The Bonferroni Correction or Bonferroni method is a simple filtering process that controls the familywise error rate (FWE), which is the probability that at least one significant result is a false positive. The familywise error rate will be less than or equal to the cutoff, which for the standard cutoff of 0.05 means that there is a 95% chance that there are not false positives. It does this by comparing the to p-values to cutoff/total tests. Hence, it is extremely conservative and consequently underpowered.
The Bonferroni-Holm method is an improvement upon the Bonferroni correction. It likewise controls the familywise error rate, but it is more powerful as it provides more opportunities for the null hypothesis to be rejected. Rather than comparing every p-value to cutoff/total test, the Bonferroni-Holm filter works by stepping through the ordered p-values comparing the first to cutoff * 1/total test, the second to cutoff * 2 /total test, and so forth until a hypothesis is not rejected.
The fixed cutoff option allows for the results to be truncated if their p-values exceed the fixed cutoff value. Considering the number of hypothesis tests performed, the cutoff is not meaningful, but it allows the user to truncate the results an potentially investigate motifs that are not significant under any of the other methods. Note that unless the cutoff is small, many of the 43848 will be retained in the results making the result pages slow to load.
How is the "Mean P-value" calculated?
The mean p-value indicates if a motif is overrepresented by appearing more times in the average promoter than should be expected from a random sample. It is based on the mean count statistic, which is defined as the average number of times a motif occurs in a promoter.
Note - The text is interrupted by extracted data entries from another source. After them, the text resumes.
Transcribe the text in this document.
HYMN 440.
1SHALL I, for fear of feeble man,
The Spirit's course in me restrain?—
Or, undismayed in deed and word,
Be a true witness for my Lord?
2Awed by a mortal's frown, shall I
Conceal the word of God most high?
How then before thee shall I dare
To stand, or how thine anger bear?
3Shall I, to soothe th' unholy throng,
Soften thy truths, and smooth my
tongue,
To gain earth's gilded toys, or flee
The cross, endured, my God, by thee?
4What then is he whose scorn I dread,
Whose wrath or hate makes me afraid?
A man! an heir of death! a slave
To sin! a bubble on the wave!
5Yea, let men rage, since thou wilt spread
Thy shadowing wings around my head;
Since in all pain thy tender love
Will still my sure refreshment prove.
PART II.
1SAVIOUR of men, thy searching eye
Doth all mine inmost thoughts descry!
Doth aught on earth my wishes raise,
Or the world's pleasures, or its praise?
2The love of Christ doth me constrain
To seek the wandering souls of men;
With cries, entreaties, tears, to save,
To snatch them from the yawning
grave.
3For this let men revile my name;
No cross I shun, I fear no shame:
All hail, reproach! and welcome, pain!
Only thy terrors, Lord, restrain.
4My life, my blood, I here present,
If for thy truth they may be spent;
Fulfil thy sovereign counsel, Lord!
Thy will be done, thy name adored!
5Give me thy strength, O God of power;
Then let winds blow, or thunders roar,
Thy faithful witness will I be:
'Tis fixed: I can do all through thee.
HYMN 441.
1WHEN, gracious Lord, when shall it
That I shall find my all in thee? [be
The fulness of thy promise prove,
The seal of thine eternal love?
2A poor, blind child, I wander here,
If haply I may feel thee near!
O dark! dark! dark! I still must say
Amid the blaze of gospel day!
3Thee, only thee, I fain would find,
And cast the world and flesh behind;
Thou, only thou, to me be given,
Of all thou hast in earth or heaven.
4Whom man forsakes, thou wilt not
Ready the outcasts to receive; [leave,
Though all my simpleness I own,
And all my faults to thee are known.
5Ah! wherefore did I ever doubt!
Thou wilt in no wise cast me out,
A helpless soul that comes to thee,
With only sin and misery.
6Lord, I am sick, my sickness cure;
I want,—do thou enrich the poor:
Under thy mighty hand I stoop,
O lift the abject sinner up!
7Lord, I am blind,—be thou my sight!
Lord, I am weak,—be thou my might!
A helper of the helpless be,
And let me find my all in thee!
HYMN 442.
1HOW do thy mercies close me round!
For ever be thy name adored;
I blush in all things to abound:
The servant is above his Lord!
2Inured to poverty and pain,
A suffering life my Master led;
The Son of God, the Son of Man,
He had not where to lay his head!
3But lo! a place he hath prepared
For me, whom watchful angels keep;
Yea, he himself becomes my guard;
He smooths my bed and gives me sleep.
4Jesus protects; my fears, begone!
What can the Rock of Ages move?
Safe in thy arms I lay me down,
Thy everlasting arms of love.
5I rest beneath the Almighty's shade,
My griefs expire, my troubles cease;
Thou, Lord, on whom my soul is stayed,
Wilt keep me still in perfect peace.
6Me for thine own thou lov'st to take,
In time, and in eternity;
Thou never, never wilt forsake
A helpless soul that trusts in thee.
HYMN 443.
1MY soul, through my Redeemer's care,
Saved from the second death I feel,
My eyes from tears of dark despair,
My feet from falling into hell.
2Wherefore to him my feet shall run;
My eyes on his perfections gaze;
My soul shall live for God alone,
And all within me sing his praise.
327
The mean count statistic is well approximated by using a Poisson random variable, since the number of motif occurrence in any given promoter can be modeled as a Poisson random variable and the sum of all these variables is still a Poisson random variable. The p-value is calculated using the Poisson distribution for the mean count with the observed mean from the query set.
What does Element do?
Element recognizes over-represented motifs in one or more sets of user provided promoters. For the online implementation of Element, the sets are exclusively reserved to be promoters from different genomes. However, in practice Element can analyze any sets of promoters originating from distinct backgrounds.
The background statistics reflect how many times a given motif is expected to occur in a randomly selected promoter from the set. These probabilities are then used in a large number of hypothesis tests asking whether or not the observed set of frequencies is significantly different than would be expected if from a random set of promoters of the same size. Element then uses well established alignment algorithms to aggregate the significant motifs and present the results as a set of clusters associated with any known biological function.